One impulse — sensibly forsworn by Mr Hollande — will say it is time for Europe to throw up the barricades. Leave it to regional powers to fight it out. Saudi Arabia, Turkey and Iran, after all, have given life to Isis by incorporating the Syrian civil war into the struggle for dominance between Sunnis and Shia. Let them suffer the consequences. As for Russia, well Vladimir Putin has already paid for its intervention with the downing over Egypt — almost certainly the work of an Isis-affiliated group — of a Russian civilian jet carrying more than 200 tourists.

In this respect, the Paris attacks are a gift to Europe’s xenophobes. The risk is that the far right, already prospering by peddling anti-Muslim identity politics, succeed in drawing false connections between migration and terror. The us-versus-them politics of parties such France’s far-right National Front makes the scantiest of distinction between violent jihadis and peaceful Islam. In this twisted mindset every Muslim refugee is a potential terrorist. What should frighten Europeans is that the National Front’s Marine Le Pen is seen as a credible candidate in the contest for the French presidency in 2017.

An opposing response will say that it is time to “double-up”. By permitting Isis to hold territory, the west has given it the opportunity to turn a local organisation into a global ideology. Isis can now claim the allegiance of tens of thousands of so-called foreign fighters — many if not most of them from Europe — and affiliates reaching across the Middle East and Maghreb to the Sahel. I was at a security conference in Beijing last month. Top of the agenda? The boost provided by Isis to Islamist extremism across Asia.

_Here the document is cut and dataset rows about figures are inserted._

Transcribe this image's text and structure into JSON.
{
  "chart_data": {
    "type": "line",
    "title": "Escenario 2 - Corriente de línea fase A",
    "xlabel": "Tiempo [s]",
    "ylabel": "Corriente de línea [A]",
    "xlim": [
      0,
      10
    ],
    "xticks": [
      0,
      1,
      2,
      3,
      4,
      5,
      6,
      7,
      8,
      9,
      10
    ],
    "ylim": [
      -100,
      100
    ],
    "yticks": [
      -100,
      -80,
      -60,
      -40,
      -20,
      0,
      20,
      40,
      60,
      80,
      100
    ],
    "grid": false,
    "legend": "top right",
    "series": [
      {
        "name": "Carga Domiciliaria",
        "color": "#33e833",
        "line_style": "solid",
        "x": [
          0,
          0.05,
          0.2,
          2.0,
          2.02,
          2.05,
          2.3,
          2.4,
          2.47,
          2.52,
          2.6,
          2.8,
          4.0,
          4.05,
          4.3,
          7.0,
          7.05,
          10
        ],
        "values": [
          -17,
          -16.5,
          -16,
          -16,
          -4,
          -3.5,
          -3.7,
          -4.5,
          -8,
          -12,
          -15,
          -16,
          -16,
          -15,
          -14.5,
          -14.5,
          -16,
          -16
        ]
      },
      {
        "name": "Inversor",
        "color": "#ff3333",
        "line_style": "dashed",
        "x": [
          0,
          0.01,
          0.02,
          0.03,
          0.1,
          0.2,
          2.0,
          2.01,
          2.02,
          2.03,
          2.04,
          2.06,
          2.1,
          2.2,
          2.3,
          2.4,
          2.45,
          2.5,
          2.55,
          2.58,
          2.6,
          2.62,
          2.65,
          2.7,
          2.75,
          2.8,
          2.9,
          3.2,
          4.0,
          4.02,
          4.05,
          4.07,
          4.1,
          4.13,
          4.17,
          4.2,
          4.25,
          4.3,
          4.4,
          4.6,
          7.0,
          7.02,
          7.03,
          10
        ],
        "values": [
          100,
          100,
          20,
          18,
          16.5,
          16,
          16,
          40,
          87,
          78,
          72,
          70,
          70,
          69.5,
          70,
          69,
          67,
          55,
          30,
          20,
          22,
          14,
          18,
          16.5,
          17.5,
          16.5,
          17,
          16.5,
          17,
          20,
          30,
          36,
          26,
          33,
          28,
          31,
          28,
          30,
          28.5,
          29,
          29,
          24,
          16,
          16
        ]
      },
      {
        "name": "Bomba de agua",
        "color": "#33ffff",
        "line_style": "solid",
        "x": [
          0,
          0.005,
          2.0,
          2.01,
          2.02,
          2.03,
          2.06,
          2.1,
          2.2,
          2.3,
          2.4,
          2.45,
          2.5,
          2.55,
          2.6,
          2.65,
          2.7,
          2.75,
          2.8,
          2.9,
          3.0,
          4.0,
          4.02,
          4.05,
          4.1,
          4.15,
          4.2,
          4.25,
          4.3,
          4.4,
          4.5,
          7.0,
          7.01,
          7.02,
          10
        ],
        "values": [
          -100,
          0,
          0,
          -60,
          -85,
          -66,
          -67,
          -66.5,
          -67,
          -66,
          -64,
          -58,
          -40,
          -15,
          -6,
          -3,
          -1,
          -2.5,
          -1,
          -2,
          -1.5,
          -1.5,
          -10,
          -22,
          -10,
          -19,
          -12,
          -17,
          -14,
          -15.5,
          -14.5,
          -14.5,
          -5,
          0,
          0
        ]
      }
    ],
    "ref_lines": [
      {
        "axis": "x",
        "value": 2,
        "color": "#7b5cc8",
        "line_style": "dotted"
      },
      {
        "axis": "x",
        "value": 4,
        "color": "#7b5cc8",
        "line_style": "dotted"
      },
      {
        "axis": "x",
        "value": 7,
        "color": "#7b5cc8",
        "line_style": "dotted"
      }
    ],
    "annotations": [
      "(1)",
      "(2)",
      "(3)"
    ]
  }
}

The case for a more ruthless assault on Isis is a powerful one. Destruction of its strongholds in Iraq and Syria will not wipe it out — just as al-Qaeda survived the US march into Afghanistan — but you have to start somewhere. This time, though, the west must remember what it forgot after the attacks of September 11 2001. There are no military solutions.

Ending the Syrian civil war, and thus depriving Isis of its organising mission, requires a political agreement. Most probably it will be an ugly one. Almost certainly, it will require western leaders to retreat from past rhetoric. But Europeans will feel safer in their cities only when there is a settlement of sorts in Iraq and Syria.